Android is in the process of rolling out its latest version, Android 4.1 “Jellybean”. One of the prominent features of Jellybean will be Google’s Voice Search. Voice Search has been developed, along with Google’s new Knowledge Graph, with the stated purpose of making search “more like the computer from Star Trek”.
One area where Voice Search has taken a different course from Siri is in personality. Siri came out of the box with a cutsie personality built in. There were also a number of things that it would not search for, which was interpreted as an editorial comment. Voice Search eschews any sort of personality at this point, but it is expected that app developers will provide a wide choice in the near future. Interestingly, even without a “personality” per se, reviewers find the voice of Voice Search more human sounding, less robotic, than Siri.
In purely search related work; Voice Search seems to be superior to Siri. In phone to phone comparisons between the 4S and the new Samsung Nexus 7, using iOS6 and Jellybean 4.1, respectively, Voice Search blows Siri away. When both phones are asked for pictures of French Bulldogs, Jellybean pops open the Google Image page almost instantly, while Siri first confirms that the user would like to see pictures, and then takes notably longer to retrieve the same pictures as Jellybean.

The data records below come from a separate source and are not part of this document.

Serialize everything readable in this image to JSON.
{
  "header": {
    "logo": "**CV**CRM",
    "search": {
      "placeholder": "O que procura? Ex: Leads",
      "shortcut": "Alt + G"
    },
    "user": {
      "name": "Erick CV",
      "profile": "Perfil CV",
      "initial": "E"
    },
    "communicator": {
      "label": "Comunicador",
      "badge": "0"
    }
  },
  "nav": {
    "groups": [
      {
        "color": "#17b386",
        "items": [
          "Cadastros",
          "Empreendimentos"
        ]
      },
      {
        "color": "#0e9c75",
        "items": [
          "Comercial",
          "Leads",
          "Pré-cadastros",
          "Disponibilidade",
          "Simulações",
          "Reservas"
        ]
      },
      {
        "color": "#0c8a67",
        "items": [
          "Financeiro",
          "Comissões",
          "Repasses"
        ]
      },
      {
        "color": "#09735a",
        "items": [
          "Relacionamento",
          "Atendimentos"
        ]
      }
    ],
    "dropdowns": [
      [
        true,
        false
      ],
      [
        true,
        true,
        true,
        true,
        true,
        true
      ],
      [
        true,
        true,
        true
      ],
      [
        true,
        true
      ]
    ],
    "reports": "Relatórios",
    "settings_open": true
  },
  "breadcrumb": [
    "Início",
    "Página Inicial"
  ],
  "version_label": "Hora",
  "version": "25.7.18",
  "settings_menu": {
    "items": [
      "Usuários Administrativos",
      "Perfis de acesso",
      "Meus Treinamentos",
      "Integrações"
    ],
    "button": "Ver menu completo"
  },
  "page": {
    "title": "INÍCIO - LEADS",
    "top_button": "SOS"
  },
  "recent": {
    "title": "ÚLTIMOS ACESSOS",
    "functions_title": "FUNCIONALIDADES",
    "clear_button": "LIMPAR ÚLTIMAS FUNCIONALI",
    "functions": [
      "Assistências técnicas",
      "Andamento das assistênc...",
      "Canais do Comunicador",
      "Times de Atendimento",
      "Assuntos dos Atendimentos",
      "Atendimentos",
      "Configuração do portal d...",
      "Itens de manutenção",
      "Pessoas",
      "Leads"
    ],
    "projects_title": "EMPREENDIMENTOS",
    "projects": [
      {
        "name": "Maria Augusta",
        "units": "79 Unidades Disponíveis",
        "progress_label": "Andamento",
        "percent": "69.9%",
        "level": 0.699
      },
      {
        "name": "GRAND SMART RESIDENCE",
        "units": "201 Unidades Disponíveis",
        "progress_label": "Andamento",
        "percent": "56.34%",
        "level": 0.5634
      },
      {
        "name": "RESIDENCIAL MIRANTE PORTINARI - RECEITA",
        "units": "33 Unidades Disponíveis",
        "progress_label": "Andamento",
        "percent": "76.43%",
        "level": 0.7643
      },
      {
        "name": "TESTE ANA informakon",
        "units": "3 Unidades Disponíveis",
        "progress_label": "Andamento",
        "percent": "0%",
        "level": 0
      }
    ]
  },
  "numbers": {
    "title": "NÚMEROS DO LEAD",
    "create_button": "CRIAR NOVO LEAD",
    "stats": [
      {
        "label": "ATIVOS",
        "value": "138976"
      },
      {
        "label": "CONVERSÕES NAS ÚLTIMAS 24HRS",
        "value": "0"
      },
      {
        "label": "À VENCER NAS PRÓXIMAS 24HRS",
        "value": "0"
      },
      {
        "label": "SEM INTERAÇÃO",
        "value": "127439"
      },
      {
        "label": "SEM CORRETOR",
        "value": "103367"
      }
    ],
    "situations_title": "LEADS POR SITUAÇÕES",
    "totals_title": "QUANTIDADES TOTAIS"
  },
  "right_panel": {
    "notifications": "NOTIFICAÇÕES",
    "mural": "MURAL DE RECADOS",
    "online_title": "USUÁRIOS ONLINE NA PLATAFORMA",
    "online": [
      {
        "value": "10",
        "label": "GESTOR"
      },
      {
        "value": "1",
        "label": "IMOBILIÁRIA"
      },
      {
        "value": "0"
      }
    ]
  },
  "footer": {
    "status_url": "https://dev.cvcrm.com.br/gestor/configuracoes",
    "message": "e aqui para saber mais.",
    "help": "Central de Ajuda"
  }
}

Weather and Sports questions were also notably faster with Jellybean.
As noted, Jellybean is still being rolled out, and because of the complications of Android culture (handset manufacturers ultimately decide which operating system is available) there will be inevitable delays before Voice Search becomes universal. Apple is expected to release a new iPhone in the near future, and there are sure to be improvements to Siri in that package. Whether there is a single winner in the developing competition or not, mobile search will have huge implications for SEO.